Byline: Luisa Zargani.

MILAN — It’s not only French designer houses that are getting a dusting.
Armed with a batch of new licensing agreements for everything from ready-to-wear to jewelry and innerwear, the indefatigable Giuliana Camerino, the designer behind the Roberta di Camerino line, is orchestrating a renaissance of the 50-year-old label.
“The label is a sleeping beauty I am trying to reawaken with the help of the designer’s inexhaustible creativity,” said Francesco Pellati, managing director of the company. “Roberta di Camerino still has a lot of potential.”
Pellati joined Roberta di Camerino three years ago and has been pivotal in revamping the house, best known for its fabric bags.
Thanks to actress Grace Kelly, the designer’s apparel collections gained recognition around the world in the Fifties, Sixties and Seventies. In 1956, the designer was awarded the Neiman Marcus Award for fashion, and in 1963, she showed her clothing collection at Palazzo Pitti in Florence.
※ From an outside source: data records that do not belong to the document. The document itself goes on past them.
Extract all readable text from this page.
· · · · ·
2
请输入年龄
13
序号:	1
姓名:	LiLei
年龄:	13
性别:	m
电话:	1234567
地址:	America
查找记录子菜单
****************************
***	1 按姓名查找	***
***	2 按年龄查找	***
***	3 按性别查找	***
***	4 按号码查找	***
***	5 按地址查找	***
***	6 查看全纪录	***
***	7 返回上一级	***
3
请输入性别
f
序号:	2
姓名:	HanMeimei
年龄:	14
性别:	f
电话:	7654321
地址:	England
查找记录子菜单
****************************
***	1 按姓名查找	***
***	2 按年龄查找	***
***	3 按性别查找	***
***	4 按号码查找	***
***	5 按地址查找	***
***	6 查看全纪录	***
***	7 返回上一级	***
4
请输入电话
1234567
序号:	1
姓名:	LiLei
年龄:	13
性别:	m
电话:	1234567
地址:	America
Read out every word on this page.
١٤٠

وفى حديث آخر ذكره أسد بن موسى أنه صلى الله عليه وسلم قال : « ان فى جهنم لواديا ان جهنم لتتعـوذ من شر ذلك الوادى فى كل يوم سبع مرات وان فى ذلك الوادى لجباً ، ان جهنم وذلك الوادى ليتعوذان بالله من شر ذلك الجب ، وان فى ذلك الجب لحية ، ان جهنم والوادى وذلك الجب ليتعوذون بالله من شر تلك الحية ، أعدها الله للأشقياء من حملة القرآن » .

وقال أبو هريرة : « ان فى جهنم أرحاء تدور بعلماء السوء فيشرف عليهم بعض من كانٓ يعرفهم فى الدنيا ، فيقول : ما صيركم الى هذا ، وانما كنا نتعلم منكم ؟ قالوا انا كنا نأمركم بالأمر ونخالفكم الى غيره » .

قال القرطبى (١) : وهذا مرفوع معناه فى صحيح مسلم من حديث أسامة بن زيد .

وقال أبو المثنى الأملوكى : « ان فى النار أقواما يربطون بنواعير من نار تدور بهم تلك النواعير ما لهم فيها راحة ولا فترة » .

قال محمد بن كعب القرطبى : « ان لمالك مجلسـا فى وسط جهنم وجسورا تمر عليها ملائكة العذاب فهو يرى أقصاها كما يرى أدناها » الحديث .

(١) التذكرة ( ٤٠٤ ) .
In the Eighties, however, Camerino decided to stop distribution of her rtw line in Italy and the U.S., and to focus on the Far East. According to Camerino, the decision to launch a new rtw line today stemmed from requests from American buyers.
“I owe my success in the U.S. to Stanley Marcus, who believed in me from the start and introduced my handbags there in the Fifties,” Camerino recalled.
The first collection, produced and distributed by Gibierre under a five-year license, will bow for spring 2001. The collection will include easy dresses with a focus on colorful prints, and the designer will reprise her historical bestsellers: the “panel dresses” with printed pleats, stripes and geometric patterns for a trompe-l’oeil effect.
“These are my evergreens,” she said
Gibierre plans to produce 120 Roberta di Camerino pieces for the first collection. The line will include daywear, eveningwear and beach/casualwear. Pants are set to retail at around $200, jackets between $600 and $800, dresses around $600 to700 and panel dresses around $1,200. Barneys New York, Neiman Marcus, Jeffrey and other boutiques are expected to carry the line.
Last year, the U.S. accounted for 10 percent of total sales when Roberta di Camerino reported retail sales of $212 million through current licenses, plus an additional $33.5 million through new licenses. By 2003, the company expects total sales of $360 million.
Projects in the works include a new fragrance, a Milan showroom, Internet sales and freestanding stores in Italy. The Venice-born Camerino currently lives in Lugano, Switzerland, but maintains her atelier and headquarters in her hometown.
She even owns her own island in the Venice laguna, where she has restored a historical theater and where she keeps her archival designs and photos, many portraying the designer arm-in-arm with countless celebrities ranging from Ava Gardner to Salvador Dali to Andy Warhol.